On 10/16/2020 9:35 AM, Scott Lurndal wrote:
whit3rd writes:
On Thursday, October 15, 2020 at 2:13:48 PM UTC-7, wrote:
I just use 4 foot fluorescent lights in my shop area. I have 37 of the two bulb 4 foot fixtures in the basement. Once in a great while the fluorescent bulbs die. But its rare. And the bulbs cost $1 each or something like that.


Yep, fluorescent is still a winner on parts/availability/maturity, and was never far
behind LED in power consumption.


I would argue that a 50% reduction in power consumption between fluorescent and
LED does indicate that fluorescent is "far behind LED in power consumption".


Yeah...





I suspect the various (low-voltage DC, high-voltage AC,
dimmable, not dimmable, flickering, flicker-free, etc.) LED options mean that one
can never re-lamp or re-power a fixture, if a lamp or power brick dies, you need... a new
fixture.


You can buy replacement LED tubes for standard fluorescent fixtures, the tubes
run on line voltage, so you simply rewire the fixture to bypass the ballast.

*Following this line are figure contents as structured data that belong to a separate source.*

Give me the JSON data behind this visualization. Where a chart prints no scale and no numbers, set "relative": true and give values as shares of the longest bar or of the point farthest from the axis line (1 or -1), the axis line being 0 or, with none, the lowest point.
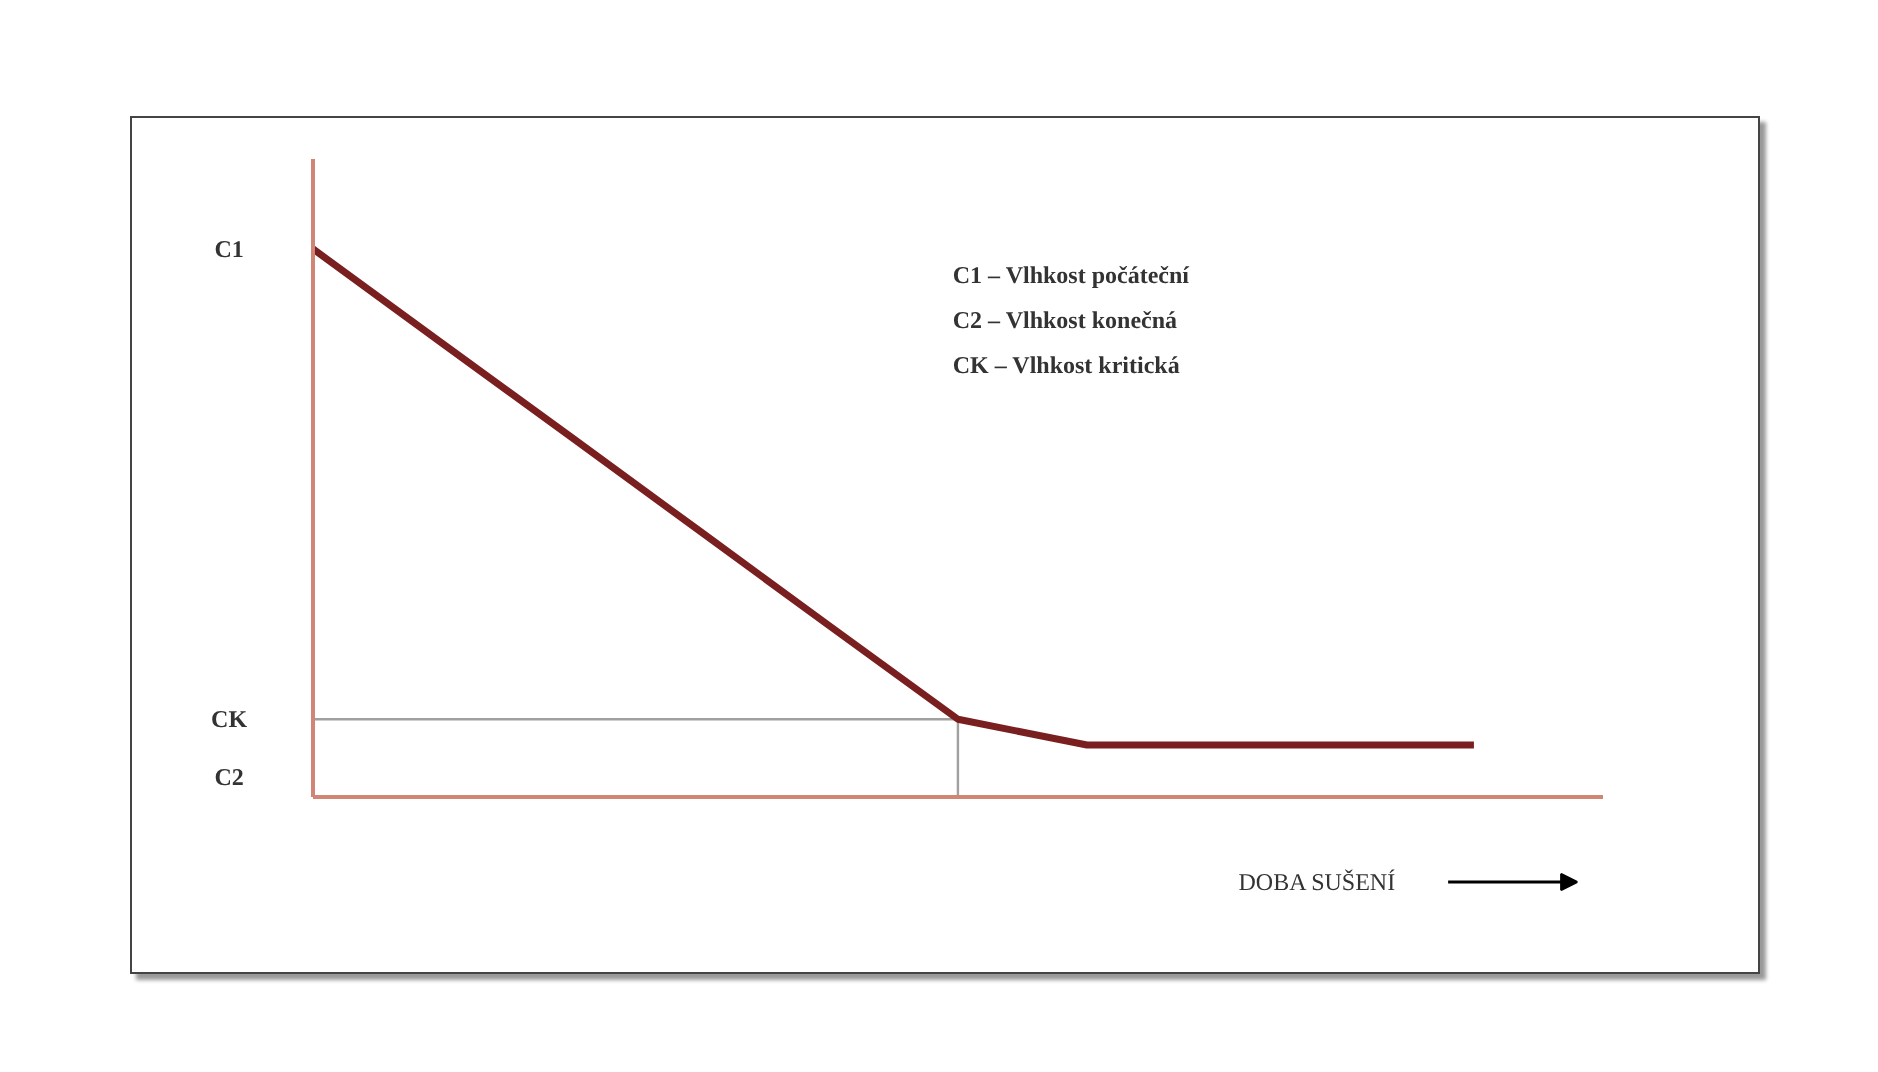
{
  "chart_data": {
    "type": "line",
    "relative": true,
    "categories": [
      null,
      null,
      null,
      null,
      null,
      null,
      null,
      null,
      null,
      null
    ],
    "marker": "none",
    "line_style": "solid",
    "xlabel": "DOBA SUŠENÍ",
    "series": [
      {
        "color": "#7a1f1f",
        "values": [
          1,
          0.828,
          0.657,
          0.485,
          0.313,
          0.142,
          0.095,
          0.095,
          0.095,
          0.095
        ]
      }
    ],
    "ref_lines": [
      {
        "axis": "y",
        "value": 0.142,
        "color": "#a0a0a0"
      }
    ],
    "annotations": [
      "C1",
      "CK",
      "C2",
      "C1 – Vlhkost počáteční",
      "C2 – Vlhkost konečná",
      "CK – Vlhkost kritická"
    ]
  }
}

I've converted a dozen F96T12 two-bulb fixtures with LED tubes, which _are_
easily replaceable.

You can also get LED tubes that are drop-in replacement in standard
48" fixtures using the existing ballast.


I discovered the LED florescent replacements a couple of years ago. I
kept having to replace tubes and finally replaced the ballast. AND
STILL had issues.

I went to HD to buy a complete replacement assembly. The sales guy
suggested the LED ballast bypass style. Wow, no more issues.